Snow Patrol - Just Say Yes



Insomma tornavo a casa. Camminavo, ed era notte. La città era vuota, non insolitamente: tutti a consumare orgasmi tiepidi nei loro appartamenti ultraperiferici acquistati con mutuo 35ennale con rata fissa a 780 euro al mese, credendo di vivere un amore normale (quindi, grande), finché l'atto di venire non rischiarava per qualche minuto le loro stanche menti: chi è quest'essere che giace nudo davanti a me e perché deve rovinarmi la vista?

Tornavo a casa, scendevo per gli orridi corridoi della metro B (dava un senso di sorpassato sin da quando l'avevano rinnovata sul finire degli anni '80, ma era troppo brutta per essere considerata vintage), e prendevo il primo convoglio. Il mio vagone era totalmente vuoto, il ché conferiva una certa eroicità malinconica al mio viaggio. Leggevo il primo capitolo di un libro di DFW, scoprendomi oramai drogato d'uno stile a volte noioso, ma intinto di originalità. Leggevo la dedica del libro sorridendo in modo maturo e rattristato. Le stazioni scorrevano in modo imperfetto. Quando ero piccolo chiamavo Pollicino la stazione metro Policlinico. E pensavo che lo stato italiano dopotutto fosse stato davvero gentile ad intitolare una fermata al protagonista di un racconto per bambini. Mi sbagliavo sia sul nome che sullo stato italiano, ma me ne sarei accorto solo dopo alcuni anni, molte delusioni, ed alcuni freddi baci.

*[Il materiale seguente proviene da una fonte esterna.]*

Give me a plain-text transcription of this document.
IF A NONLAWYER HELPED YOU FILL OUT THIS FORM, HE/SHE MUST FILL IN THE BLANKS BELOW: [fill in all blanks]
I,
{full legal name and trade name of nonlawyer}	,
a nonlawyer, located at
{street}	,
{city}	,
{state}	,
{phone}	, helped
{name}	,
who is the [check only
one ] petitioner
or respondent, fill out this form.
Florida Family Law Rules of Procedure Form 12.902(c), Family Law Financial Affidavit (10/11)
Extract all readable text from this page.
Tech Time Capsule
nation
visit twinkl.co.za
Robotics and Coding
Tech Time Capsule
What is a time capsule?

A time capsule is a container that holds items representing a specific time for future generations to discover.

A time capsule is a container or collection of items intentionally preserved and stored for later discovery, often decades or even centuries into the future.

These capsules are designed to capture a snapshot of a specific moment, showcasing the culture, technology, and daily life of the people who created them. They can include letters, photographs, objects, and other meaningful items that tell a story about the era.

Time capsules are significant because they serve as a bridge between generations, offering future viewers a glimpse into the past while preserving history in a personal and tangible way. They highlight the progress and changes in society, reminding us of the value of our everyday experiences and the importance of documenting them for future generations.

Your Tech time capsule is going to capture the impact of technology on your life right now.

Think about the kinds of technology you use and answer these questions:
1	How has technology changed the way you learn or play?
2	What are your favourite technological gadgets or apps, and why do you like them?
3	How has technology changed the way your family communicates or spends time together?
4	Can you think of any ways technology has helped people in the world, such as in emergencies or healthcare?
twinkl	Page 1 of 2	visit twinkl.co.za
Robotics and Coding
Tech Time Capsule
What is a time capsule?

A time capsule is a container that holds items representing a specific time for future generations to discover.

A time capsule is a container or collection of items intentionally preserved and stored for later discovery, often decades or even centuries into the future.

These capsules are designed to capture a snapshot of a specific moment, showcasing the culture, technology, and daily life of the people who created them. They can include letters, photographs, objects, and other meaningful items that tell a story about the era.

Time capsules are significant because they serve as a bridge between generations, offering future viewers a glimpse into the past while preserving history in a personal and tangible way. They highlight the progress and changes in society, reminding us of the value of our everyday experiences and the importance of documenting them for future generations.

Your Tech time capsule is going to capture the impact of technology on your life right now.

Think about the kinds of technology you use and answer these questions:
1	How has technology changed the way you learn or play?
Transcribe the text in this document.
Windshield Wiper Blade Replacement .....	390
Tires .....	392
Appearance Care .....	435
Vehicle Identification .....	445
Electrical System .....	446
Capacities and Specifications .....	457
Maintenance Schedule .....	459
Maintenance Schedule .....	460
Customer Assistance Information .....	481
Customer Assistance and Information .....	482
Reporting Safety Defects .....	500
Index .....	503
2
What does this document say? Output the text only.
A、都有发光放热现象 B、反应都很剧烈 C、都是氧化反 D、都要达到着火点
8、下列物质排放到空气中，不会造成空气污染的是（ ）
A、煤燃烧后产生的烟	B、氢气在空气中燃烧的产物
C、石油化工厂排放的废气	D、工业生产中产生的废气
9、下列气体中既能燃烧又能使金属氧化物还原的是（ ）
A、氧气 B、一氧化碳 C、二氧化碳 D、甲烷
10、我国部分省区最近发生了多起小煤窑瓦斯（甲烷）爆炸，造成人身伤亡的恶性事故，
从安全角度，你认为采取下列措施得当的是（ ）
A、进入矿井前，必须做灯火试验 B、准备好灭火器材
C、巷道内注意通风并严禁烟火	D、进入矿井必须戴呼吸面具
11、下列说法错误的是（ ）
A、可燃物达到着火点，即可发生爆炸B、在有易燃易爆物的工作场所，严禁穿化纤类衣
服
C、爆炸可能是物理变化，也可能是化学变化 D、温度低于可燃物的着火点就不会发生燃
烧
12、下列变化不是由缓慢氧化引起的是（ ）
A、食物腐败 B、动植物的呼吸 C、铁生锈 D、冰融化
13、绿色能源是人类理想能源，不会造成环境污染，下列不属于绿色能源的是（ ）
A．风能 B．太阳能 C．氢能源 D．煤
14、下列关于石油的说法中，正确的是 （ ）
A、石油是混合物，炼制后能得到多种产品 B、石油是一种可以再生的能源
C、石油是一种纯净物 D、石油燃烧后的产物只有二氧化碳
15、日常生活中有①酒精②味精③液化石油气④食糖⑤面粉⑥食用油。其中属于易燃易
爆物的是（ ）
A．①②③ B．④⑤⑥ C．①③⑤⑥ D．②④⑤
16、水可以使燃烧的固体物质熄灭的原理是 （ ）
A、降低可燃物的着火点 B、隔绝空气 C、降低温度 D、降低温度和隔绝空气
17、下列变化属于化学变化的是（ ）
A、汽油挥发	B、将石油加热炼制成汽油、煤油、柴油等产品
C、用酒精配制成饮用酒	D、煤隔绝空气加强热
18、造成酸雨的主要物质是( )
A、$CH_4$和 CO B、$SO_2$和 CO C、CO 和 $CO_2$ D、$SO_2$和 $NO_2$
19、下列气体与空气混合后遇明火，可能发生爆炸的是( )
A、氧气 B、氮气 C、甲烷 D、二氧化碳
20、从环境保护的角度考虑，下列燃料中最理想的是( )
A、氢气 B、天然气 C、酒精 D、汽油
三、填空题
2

Tornavo a casa, salivo le scale, accendevo il computer, bevevo una birra piccola, rimanevo in boxer, mi lavavo i denti, guardavo il computer, toglievo polvere inesistente dalla copertina rigida del libro di DFW, e venivo a conoscenza dell'esistenza di Just say yes, degli Snow Patrol. In un certo senso trovavo la scoperta un po' beffarda perché sarebbe stata la canzone perfetta da ascoltare in metro, 30 minuti prima, al posto di A mano a mano e Money for nothing. Perché le parole, in un certo senso, nemmeno poi tanto oscuro (chi l'ha detto che i momenti di epifania siano per forza frutto di astruse ed incredibili situazioni?), rivelavano un po' uno stato d'animo (comune, quindi grandioso) che era durato dal momento in cui ero entrato nel convoglio (quelli vecchi, rovinati dai writer, gli animali incivili, insomma) a quello in cui erano partite le note. La musica poi era terminata, avevo spento il Pc, e m'ero limitato a riaprire il libro di DFW.
Scorreva bene.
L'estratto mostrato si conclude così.